Students cannot learn music without instruments, they cannot learn sports without equipment, and they cannot learn to drive without a car. The same is true of learning 21st-century skills without technology. This has driven the need for techquity (a confluence of the terms technology and equity) in education, a term used to describe the educational process of leveling the playing field for all students by making technology available to transform teaching and learning.
Techquity is especially necessary in urban and rural schools, and for minorities, such as girls, African-Americans, Latinos, and/or students of low-socioeconomic status. In recent years, tech companies like Facebook, Google, and Amazon have been making a concerted effort to attract minorities through diversity initiatives to improve their recruitment and hiring practices; however, they need a talented pool of qualified applicants to fill those positions. Jobs like computer software engineers, cloud architects, computer system analysts, data scientists, and web developers will have more positions available in the future than qualified applicants to fill them.

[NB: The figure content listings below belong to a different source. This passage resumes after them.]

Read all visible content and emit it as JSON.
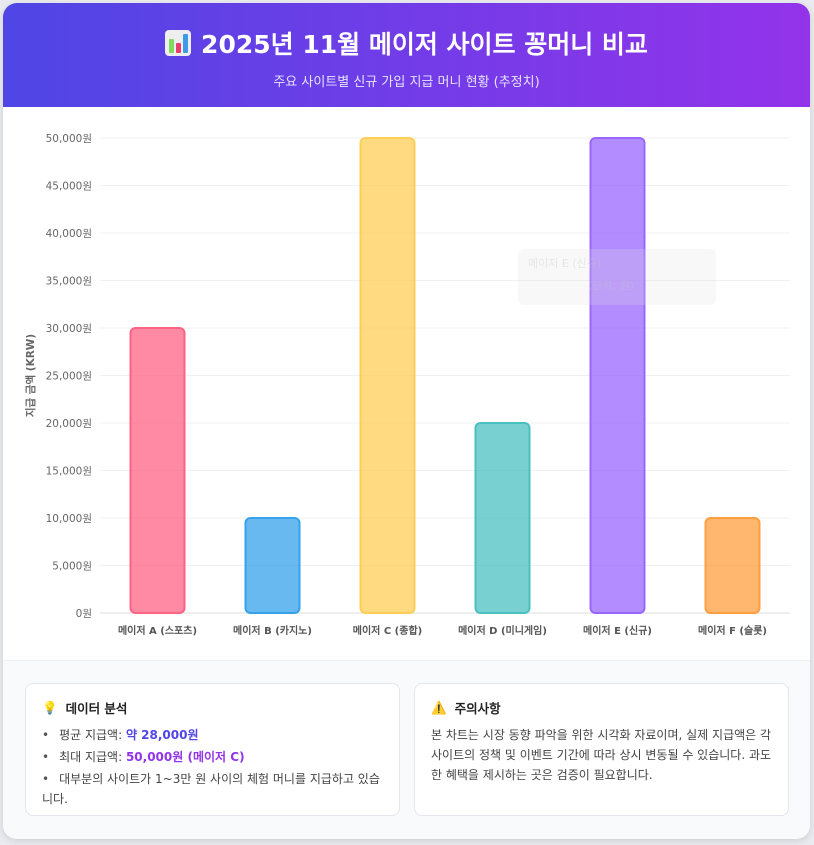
{
  "header": {
    "title": "2025년 11월 메이저 사이트 꽁머니 비교",
    "subtitle": "주요 사이트별 신규 가입 지급 머니 현황 (추정치)",
    "icon": "bar-chart-icon",
    "gradient": [
      "#4f46e5",
      "#9333ea"
    ]
  },
  "chart_data": {
    "type": "bar",
    "title": "",
    "xlabel": "",
    "ylabel": "지급 금액 (KRW)",
    "ylim": [
      0,
      50000
    ],
    "ytick_step": 5000,
    "ytick_suffix": "원",
    "grid": true,
    "categories": [
      "메이저 A (스포츠)",
      "메이저 B (카지노)",
      "메이저 C (종합)",
      "메이저 D (미니게임)",
      "메이저 E (신규)",
      "메이저 F (슬롯)"
    ],
    "values": [
      30000,
      10000,
      50000,
      20000,
      50000,
      10000
    ],
    "colors": [
      "#ff6384",
      "#36a2eb",
      "#ffce56",
      "#4bc0c0",
      "#9966ff",
      "#ff9f40"
    ],
    "tooltip": {
      "title": "메이저 E (신규)",
      "body": "(단위: 원)"
    }
  },
  "analysis": {
    "icon": "lightbulb-icon",
    "title": "데이터 분석",
    "items": [
      {
        "label": "평균 지급액: ",
        "value": "약 28,000원"
      },
      {
        "label": "최대 지급액: ",
        "value": "50,000원 (메이저 C)"
      },
      {
        "label": "대부분의 사이트가 1~3만 원 사이의 체험 머니를 지급하고 있습니다.",
        "value": ""
      }
    ]
  },
  "notice": {
    "icon": "warning-icon",
    "title": "주의사항",
    "text": "본 차트는 시장 동향 파악을 위한 시각화 자료이며, 실제 지급액은 각 사이트의 정책 및 이벤트 기간에 따라 상시 변동될 수 있습니다. 과도한 혜택을 제시하는 곳은 검증이 필요합니다."
  }
}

School districts like the Garland Independent School District (GISD) in Garland, Texas, are recognizing the need to close the opportunity gaps of its students through techquity. This school year, GISD is going 1:1 by rolling out iPads to every teacher and high school student (with intermediate and elementary schools following suit in subsequent years), recognizing how equal access to technology in and out of the classroom opens opportunities for learning, growth, and development vital to thriving in our technology driven world.
In 2014, GISD created a strategic plan as part of their bond that included their Ready 1:1 Initiative. The bond passed and provided over $25 million for technology integration. The community realized the importance of providing technology for its students. Input was gathered from all of GISD’s relevant stakeholders and they decided which device would best meet the needs of students, integrate with existing district systems, and help students personalize their education experience.

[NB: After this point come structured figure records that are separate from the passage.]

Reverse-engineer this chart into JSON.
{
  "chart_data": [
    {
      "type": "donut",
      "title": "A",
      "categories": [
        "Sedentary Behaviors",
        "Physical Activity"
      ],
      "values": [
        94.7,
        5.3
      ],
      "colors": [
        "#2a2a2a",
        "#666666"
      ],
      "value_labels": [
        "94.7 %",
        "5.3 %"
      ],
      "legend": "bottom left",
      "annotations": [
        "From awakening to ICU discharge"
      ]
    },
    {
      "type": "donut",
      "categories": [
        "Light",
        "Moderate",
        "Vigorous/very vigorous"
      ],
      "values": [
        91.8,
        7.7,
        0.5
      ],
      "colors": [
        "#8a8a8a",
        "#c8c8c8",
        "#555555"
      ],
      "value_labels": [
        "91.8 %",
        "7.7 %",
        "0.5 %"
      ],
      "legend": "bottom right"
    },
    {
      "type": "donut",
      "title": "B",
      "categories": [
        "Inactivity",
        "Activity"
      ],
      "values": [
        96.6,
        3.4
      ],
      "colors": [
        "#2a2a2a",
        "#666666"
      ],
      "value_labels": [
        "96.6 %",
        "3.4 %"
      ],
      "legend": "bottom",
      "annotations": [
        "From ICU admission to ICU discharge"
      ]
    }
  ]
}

GISD recognizes that poverty, race, and/or gender should not be hurdles its student must overcome in order to be competitive in college or advanced careers. Their techquity initiative makes their students attractive candidates for premier schools and companies and prepares the students of today for tomorrow's technology-driven world. Not having access to technology should not be a barrier minorities face to attempting to obtain future success.
To further help students with access, GISD partnered with over 100 community partners to allow their students to have access to wi-fi after school and on weekends even if they do not have internet access at home. By paying attention to these details, they try to leave no techquity stone unturned.
In addition, the district has partnered with numerous education companies to help students, parents, and teachers learn more about using the district's new hardware and software for teaching and learning. Teacher quality and technology instruction are not forgotten when implementing this new techquity initiative. Pedagogy comes first, each of GISD’s high schools received instructional coaches who specialize in helping teachers enhance teaching and learning with technology using models like SAMR and TPACK and embedding the ISTE Standards.
There are lots of ways to close the opportunity gap for minorities, and techquity is a good case for our 21st-century learners. If more school districts take a proactive role in providing equity through technology integration with 1:1 access, our education system can disrupt inequity for our neediest students.